Teasel

This is wild teasel (Dipsacus fullonum), sometimes called the common teasel, photographed in Lambrok Meadow next to Lambrok Stream.

It is called wild teasel to distinguish it from the fuller’s teasel (Dipsacus sativus), which used to be cultivated locally to provide carding brushes for the woollen cloth industry that thrived here in Wiltshire for centuries past and right up into the 1970s. The Handle House in Trowbridge was built on a bridge over the Biss especially to dry the seed heads of fuller’s teasel for Studley Mill.

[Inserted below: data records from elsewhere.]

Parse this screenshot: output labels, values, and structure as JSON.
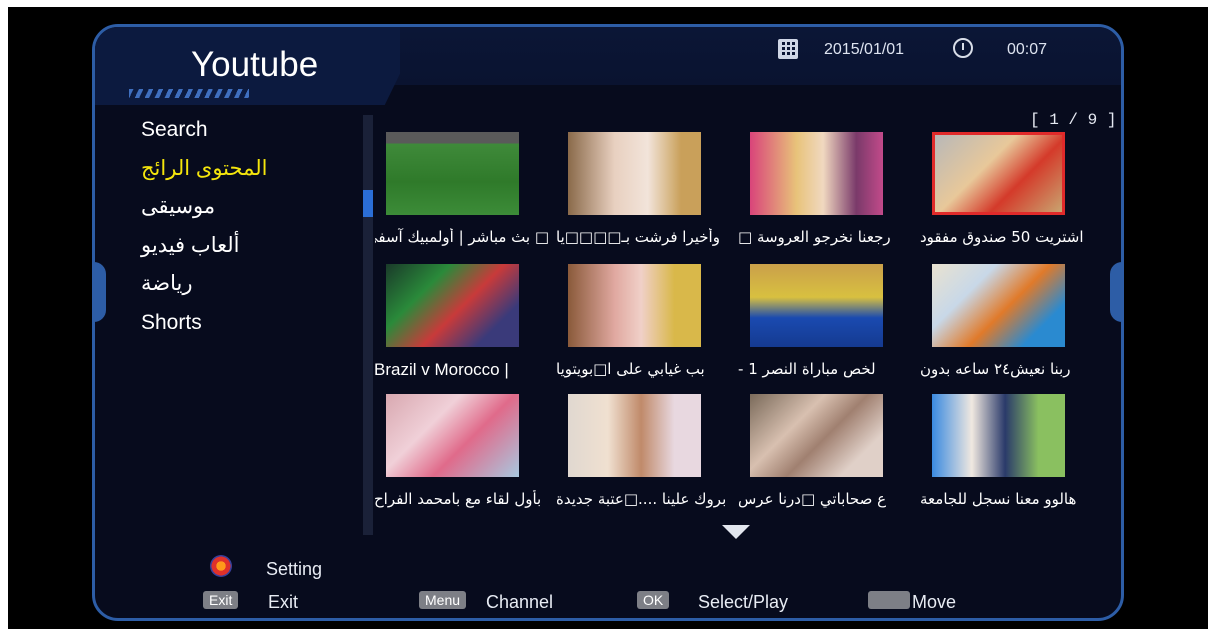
{
  "app_title": "Youtube",
  "header": {
    "date": "2015/01/01",
    "time": "00:07"
  },
  "page_indicator": "[ 1 / 9 ]",
  "menu": {
    "items": [
      {
        "label": "Search"
      },
      {
        "label": "المحتوى الرائج"
      },
      {
        "label": "موسيقى"
      },
      {
        "label": "ألعاب فيديو"
      },
      {
        "label": "رياضة"
      },
      {
        "label": "Shorts"
      }
    ],
    "active_index": 1
  },
  "videos": [
    {
      "title": "اشتريت 50 صندوق مفقود",
      "thumb_icon": "box-store-thumbnail"
    },
    {
      "title": "رجعنا نخرجو العروسة □",
      "thumb_icon": "girls-faces-thumbnail"
    },
    {
      "title": "وأخيرا فرشت بـ□□□□يا",
      "thumb_icon": "girl-room-thumbnail"
    },
    {
      "title": "□ بث مباشر | أولمبيك آسفي",
      "thumb_icon": "football-pitch-thumbnail"
    },
    {
      "title": "ربنا نعيش٢٤ ساعه بدون",
      "thumb_icon": "24h-challenge-thumbnail"
    },
    {
      "title": "لخص مباراة النصر 1 -",
      "thumb_icon": "full-highlights-thumbnail"
    },
    {
      "title": "بب غيابي على ا□بويتويا",
      "thumb_icon": "girl-cartoon-thumbnail"
    },
    {
      "title": "Brazil v Morocco |",
      "thumb_icon": "highlights-thumbnail"
    },
    {
      "title": "هالوو معنا نسجل للجامعة",
      "thumb_icon": "university-thumbnail"
    },
    {
      "title": "ع صحاباتي □درنا عرس",
      "thumb_icon": "wedding-collage-thumbnail"
    },
    {
      "title": "بروك علينا ....□عتبة جديدة",
      "thumb_icon": "family-thumbnail"
    },
    {
      "title": "بأول لقاء مع بامحمد الفراح",
      "thumb_icon": "baby-thumbnail"
    }
  ],
  "legend": {
    "setting": "Setting",
    "exit_key": "Exit",
    "exit": "Exit",
    "menu_key": "Menu",
    "channel": "Channel",
    "ok_key": "OK",
    "select": "Select/Play",
    "move": "Move"
  },
  "colors": {
    "frame_border": "#2d5da6",
    "active_menu": "#f5e60c",
    "selected_border": "#e02a2a",
    "background": "#070b1d"
  }
}
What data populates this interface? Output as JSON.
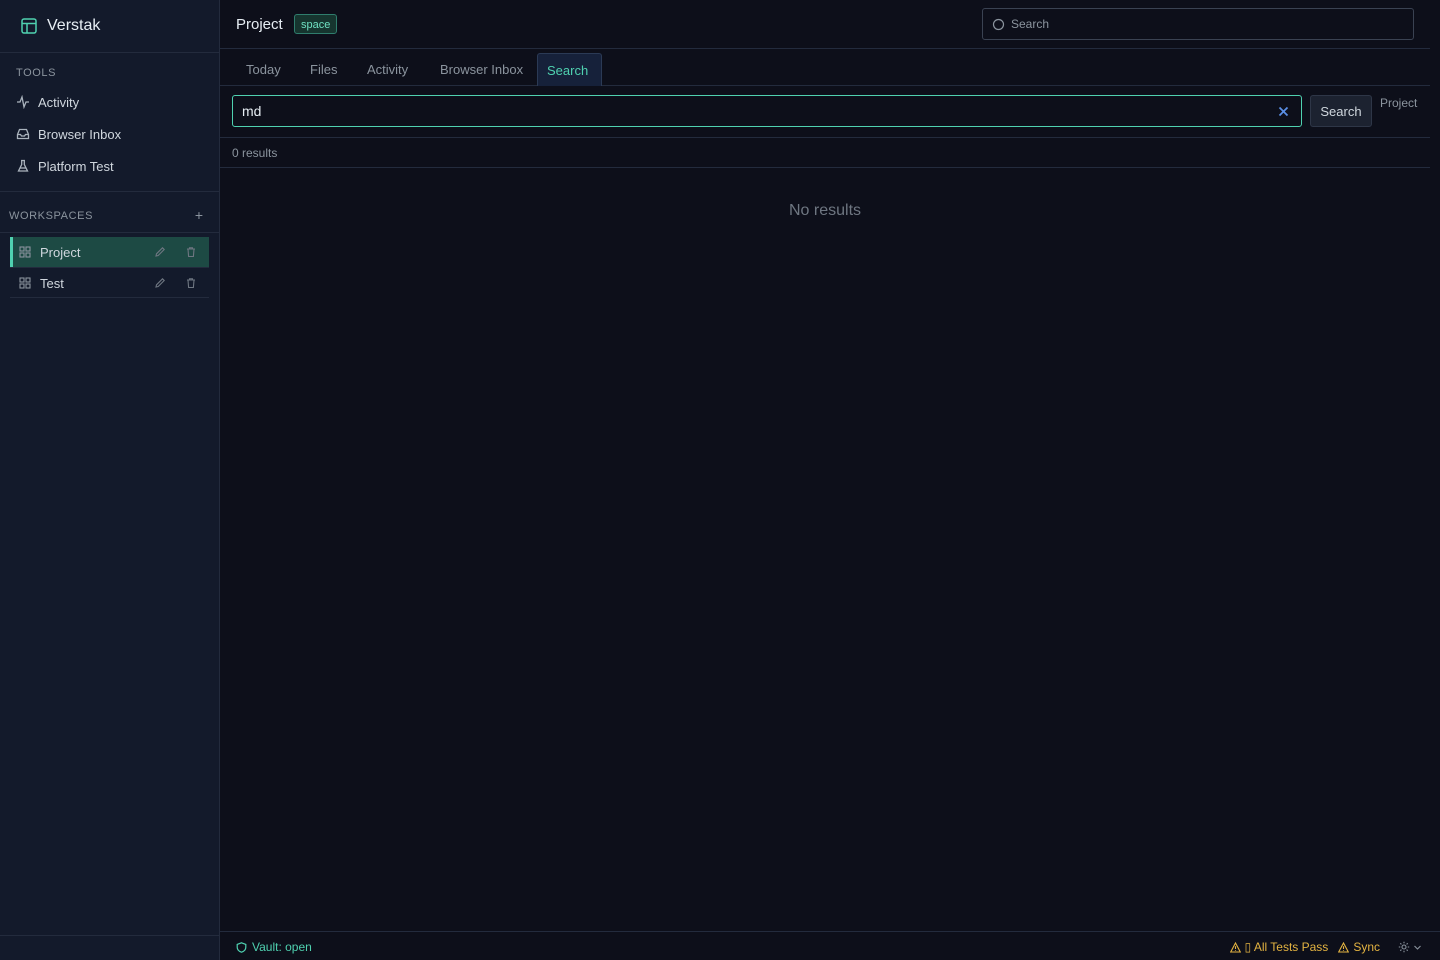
{
  "app": {
    "name": "Verstak",
    "accent": "#4fd1b0"
  },
  "sidebar": {
    "tools_label": "TOOLS",
    "tools": [
      {
        "label": "Activity",
        "icon": "activity-icon"
      },
      {
        "label": "Browser Inbox",
        "icon": "inbox-icon"
      },
      {
        "label": "Platform Test",
        "icon": "flask-icon"
      }
    ],
    "workspaces_label": "WORKSPACES",
    "add_label": "+",
    "workspaces": [
      {
        "label": "Project",
        "active": true
      },
      {
        "label": "Test",
        "active": false
      }
    ]
  },
  "header": {
    "title": "Project",
    "badge": "space",
    "search_placeholder": "Search"
  },
  "tabs": [
    {
      "label": "Today",
      "active": false
    },
    {
      "label": "Files",
      "active": false
    },
    {
      "label": "Activity",
      "active": false
    },
    {
      "label": "Browser Inbox",
      "active": false
    },
    {
      "label": "Search",
      "active": true
    }
  ],
  "search": {
    "query": "md",
    "button_label": "Search",
    "scope": "Project",
    "results_count": "0 results",
    "empty_message": "No results"
  },
  "statusbar": {
    "vault": "Vault: open",
    "tests": "▯ All Tests Pass",
    "sync": "Sync",
    "warn_color": "#e3b341"
  }
}
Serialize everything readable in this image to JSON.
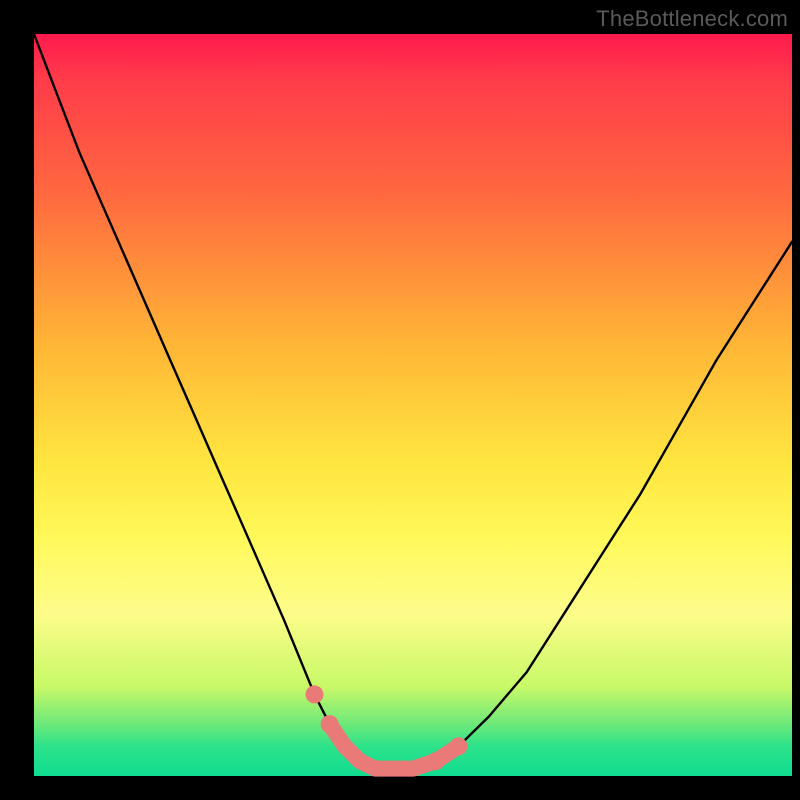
{
  "watermark": "TheBottleneck.com",
  "colors": {
    "curve": "#000000",
    "highlight": "#e97a78",
    "gradient_top": "#ff1a4d",
    "gradient_mid": "#ffe640",
    "gradient_bottom": "#0fdc90"
  },
  "chart_data": {
    "type": "line",
    "title": "",
    "xlabel": "",
    "ylabel": "",
    "xlim": [
      0,
      100
    ],
    "ylim": [
      0,
      100
    ],
    "grid": false,
    "series": [
      {
        "name": "bottleneck_curve",
        "x": [
          0,
          3,
          6,
          9,
          12,
          15,
          18,
          21,
          24,
          27,
          30,
          33,
          35,
          37,
          39,
          41,
          43,
          45,
          47,
          50,
          53,
          56,
          60,
          65,
          70,
          75,
          80,
          85,
          90,
          95,
          100
        ],
        "y": [
          100,
          92,
          84,
          77,
          70,
          63,
          56,
          49,
          42,
          35,
          28,
          21,
          16,
          11,
          7,
          4,
          2,
          1,
          1,
          1,
          2,
          4,
          8,
          14,
          22,
          30,
          38,
          47,
          56,
          64,
          72
        ]
      }
    ],
    "highlight_range": {
      "x": [
        39,
        41,
        43,
        45,
        47,
        50,
        53,
        56
      ],
      "y": [
        7,
        4,
        2,
        1,
        1,
        1,
        2,
        4
      ]
    },
    "highlight_markers": {
      "x": [
        37,
        39,
        53,
        56
      ],
      "y": [
        11,
        7,
        2,
        4
      ]
    }
  }
}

Left: Handle House; right: fuller’s teasel

Teasels have composite flowers of many purple or lilac florets, each in its own stiff, spiked calyx. The wild teasel’s spikes are straight, whereas the fuller’s teasel has spikes that curve downwards, forming hooks. Dried and set into wooden frames, fuller’s teasels still make the perfect device for teasing out the surface irregularities of new-woven woollen cloth.

Nobody seems to know where the fuller’s teasel (D. Sativus) originally came from. We know the Romans cultivated and used them and may well have brought them here two thousand years ago; we also know that at some time in the past they were called Indian teasels. But, while they were cultivated and cropped all around the world, apparently for millennia, they don’t seem to be native to anywhere. For a long time they were believed to be either a cultivar or a subspecies of D. fullonum, the wild teasel, but modern DNA analysis has shown D. sativus to be a species in its own right.

Wild teasel (Dipsacus fullonum)

There is no fuller’s teasel in the park; it is a lot less common than the wild teasel in Britain despite its widespread cultivation in the past. The wild teasel, one of several native teasels, is commonplace and grows everywhere in Wiltshire, though it has a particular liking for the banks of rivers, canals and streams such as the Lambrok.

Images of wild teasel taken in the reserve by Suzanne Humphries

5 thoughts on “Teasel

  1. There are also teasel growning on the banks of the Lambrok behind Blind Lane. Do goldfinches like to eat the seeds?

  2. Yes they do Barbara. I’ve got teasels in my garden garden and now the buzzy bees have finished with the pollen and the flowers have gone , soon, the goldfinches will be here for the seeds. Xx

    1. Christine Winter: Yes I thought that was the
      case that’s why I asked. I was surprised it wasn’t mentioned!

      1. This post was about the history of the two teasel species in Wiltshire. Their importance as a food source for our winter seed eaters will be a subject for another day. Thank you for letting us know that there are teasels further upstream.